Sometimes my almost 4-year-old daughter pretends to nurse my almost 1-year-old daughter by lifting up her shirt and trying to put the baby’s mouth on her nipple. My husband and I think it’s funny and sweet, mostly because she’s imitating what she’s seen me do (with more success) several times daily since her little sister was born at the end of last summer. It’s not something we’re rushing to photograph, but there are plenty of other cute little everyday moments we don’t capture on film, either.
A mom from Seattle, Lauren Ferrari, took a picture of her 5-year-old pretending to nurse her 2-year-old and posted the photo on Facebook, according to The Huffington Post (via KOMO News). Facebook promptly took the photo down, saying it violated the site’s policies, and they banned Ferrari from the site for a week.
Facebook can pretty much do what they want, and plenty of nursing moms have been banned from posting breastfeeding photos on the site. But is the site of a topless 5-year-old so inappropriate? Because that’s essentially what Facebook is saying.
Since a 5-year-old clearly cannot nurse a 2-year-old, or anyone else for that matter, this wasn’t a breastfeeding photo. It was a photo of a 5-year-old girl without a shirt on.
Whether you think the sight of a mom breastfeeding her baby is indecent is a matter of opinion (and there are lots of opinions on the topic, to be sure). Whether you think a 5-year-old should be photographed topless and the picture should be posted on a social media site is also dependent on your comfort level.

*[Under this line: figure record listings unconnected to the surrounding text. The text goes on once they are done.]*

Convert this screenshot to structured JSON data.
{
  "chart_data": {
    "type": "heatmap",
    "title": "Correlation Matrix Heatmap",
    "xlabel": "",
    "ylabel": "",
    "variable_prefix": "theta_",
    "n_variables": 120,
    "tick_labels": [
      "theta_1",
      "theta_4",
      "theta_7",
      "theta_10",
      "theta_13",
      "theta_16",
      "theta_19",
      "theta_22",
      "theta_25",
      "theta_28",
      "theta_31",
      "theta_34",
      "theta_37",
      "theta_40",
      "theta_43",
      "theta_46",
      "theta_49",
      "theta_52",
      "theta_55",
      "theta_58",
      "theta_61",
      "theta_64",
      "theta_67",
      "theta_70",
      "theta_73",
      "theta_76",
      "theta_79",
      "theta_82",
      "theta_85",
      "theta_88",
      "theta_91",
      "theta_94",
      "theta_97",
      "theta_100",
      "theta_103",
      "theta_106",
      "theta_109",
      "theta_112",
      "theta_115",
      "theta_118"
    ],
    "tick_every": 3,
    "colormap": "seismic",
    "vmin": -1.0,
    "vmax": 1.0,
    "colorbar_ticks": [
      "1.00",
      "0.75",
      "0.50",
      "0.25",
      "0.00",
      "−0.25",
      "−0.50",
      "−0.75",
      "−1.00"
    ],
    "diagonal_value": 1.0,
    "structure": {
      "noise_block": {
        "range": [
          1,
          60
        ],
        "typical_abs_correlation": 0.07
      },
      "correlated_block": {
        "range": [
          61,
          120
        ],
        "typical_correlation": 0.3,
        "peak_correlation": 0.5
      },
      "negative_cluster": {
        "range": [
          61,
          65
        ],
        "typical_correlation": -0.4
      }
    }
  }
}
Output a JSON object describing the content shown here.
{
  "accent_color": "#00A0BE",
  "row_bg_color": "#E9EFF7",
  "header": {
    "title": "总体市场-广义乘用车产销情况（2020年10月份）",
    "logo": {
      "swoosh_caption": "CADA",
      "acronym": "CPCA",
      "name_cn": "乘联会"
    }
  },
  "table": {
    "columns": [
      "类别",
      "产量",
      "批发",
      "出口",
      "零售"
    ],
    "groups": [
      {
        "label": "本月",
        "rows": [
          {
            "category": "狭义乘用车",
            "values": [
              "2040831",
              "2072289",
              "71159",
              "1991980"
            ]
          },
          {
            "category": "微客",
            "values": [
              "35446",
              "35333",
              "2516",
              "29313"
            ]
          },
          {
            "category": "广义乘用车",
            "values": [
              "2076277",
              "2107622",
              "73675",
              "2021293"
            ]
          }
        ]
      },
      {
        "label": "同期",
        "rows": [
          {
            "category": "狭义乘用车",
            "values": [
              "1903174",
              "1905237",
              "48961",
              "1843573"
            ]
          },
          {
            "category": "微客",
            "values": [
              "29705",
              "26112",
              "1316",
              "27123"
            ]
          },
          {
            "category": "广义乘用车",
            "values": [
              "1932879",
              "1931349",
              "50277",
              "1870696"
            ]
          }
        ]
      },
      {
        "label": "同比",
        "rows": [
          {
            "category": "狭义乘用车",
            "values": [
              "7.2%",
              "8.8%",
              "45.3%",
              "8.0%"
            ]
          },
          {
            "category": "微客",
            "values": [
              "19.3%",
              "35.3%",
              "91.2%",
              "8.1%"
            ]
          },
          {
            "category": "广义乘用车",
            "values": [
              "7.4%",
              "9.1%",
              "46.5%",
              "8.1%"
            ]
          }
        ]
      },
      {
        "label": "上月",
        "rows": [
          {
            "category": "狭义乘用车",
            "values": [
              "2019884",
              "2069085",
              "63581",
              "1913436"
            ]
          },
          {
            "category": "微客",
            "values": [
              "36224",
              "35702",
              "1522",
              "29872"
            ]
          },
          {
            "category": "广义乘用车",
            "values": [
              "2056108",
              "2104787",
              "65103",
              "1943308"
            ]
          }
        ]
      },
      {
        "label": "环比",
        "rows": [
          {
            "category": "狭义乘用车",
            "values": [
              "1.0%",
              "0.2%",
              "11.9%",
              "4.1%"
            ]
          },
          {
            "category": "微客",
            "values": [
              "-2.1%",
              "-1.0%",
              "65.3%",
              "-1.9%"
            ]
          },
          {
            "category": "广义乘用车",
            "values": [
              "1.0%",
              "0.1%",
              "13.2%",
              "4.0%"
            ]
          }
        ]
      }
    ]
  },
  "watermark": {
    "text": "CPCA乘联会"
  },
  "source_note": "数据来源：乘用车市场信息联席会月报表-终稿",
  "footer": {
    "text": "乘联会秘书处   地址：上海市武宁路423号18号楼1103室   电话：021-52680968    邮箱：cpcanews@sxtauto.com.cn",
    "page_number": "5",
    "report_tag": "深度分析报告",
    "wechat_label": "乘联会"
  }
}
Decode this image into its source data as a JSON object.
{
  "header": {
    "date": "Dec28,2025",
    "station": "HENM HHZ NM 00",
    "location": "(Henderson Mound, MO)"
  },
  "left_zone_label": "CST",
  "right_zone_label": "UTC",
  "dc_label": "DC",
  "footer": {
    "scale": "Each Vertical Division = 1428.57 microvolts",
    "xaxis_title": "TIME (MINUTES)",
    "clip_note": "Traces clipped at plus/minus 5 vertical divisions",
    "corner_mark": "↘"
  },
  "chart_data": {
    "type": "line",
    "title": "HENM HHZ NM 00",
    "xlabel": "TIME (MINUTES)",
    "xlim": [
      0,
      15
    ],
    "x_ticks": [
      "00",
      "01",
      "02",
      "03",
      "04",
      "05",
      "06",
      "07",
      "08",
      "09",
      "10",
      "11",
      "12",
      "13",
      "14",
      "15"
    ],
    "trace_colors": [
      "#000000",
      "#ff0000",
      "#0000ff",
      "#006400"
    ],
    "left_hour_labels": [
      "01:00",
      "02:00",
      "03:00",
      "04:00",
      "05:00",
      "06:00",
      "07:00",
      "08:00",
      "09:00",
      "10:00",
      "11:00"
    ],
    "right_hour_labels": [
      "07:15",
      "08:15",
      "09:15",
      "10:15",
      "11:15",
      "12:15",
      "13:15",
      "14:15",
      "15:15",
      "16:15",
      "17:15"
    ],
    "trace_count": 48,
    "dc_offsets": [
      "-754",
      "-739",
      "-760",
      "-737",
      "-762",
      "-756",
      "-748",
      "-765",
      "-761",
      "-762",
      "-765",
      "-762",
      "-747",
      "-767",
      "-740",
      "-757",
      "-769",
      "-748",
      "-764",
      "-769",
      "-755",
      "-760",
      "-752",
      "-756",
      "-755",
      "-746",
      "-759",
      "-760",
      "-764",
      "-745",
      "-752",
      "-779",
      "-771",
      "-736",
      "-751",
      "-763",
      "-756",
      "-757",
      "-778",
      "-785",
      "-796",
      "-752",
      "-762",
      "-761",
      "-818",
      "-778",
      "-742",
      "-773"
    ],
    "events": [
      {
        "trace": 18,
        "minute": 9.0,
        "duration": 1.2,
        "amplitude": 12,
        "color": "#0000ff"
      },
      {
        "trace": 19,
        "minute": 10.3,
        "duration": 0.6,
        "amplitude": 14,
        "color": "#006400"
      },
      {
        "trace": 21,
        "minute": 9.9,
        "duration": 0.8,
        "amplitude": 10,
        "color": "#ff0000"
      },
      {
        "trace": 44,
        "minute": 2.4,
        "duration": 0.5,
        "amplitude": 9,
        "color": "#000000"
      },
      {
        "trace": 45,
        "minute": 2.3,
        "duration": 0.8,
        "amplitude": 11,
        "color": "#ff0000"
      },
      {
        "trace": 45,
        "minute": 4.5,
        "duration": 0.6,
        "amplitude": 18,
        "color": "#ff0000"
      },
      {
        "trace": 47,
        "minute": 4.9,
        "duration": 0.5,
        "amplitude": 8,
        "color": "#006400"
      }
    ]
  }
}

Facebook has taken down other breastfeeding photos, making it clear on which side of the aisle they stand. This is the first story I’ve heard of a photo of a kindergartner being taken down for indecency.
Ferrari didn’t think the photo was inappropriate, telling KOMO, “When I posted it, I said, ‘She says she’s nursing her baby’ … She didn’t say, ‘Mommy look, she’s kissing my boobie.’”
Not only did Facebook dislike the photo, but so, apparently, did the Seattle Police Department’s Internet Crimes Against Children unit, which told the news station that posting the photo was “poor parenting because it’s impossible to control where that photo might end up.”
According to The Huffington Post, this isn’t the first time a faux-breastfeeding photo has been removed from Facebook. Earlier this year a page of photos showing girls “nursing” their dolls was removed, although it was later reinstated and Facebook apologized for what they called “their error.”
So is a mom posting a photo of her girl “nursing” her baby sister — or appearing topless — poor parenting? Or is that up to each parent to decide whether it’s appropriate? Is this a situation that is just as invasive — and paranoid — as the school that required a mom to get other parents’ permission before she was allowed to photograph her own daughter, or is there merit to the argument that the photos could end up anywhere (although even if it does, it’s creepy, but who’s it really hurting — and will you ever really know)?
But in the end, no matter what we think, it’s Facebook’s site and we’re just using it — for free — so their opinion is really the only one that matters if we want to keep playing, and posting.
Do you think the photo should have been removed?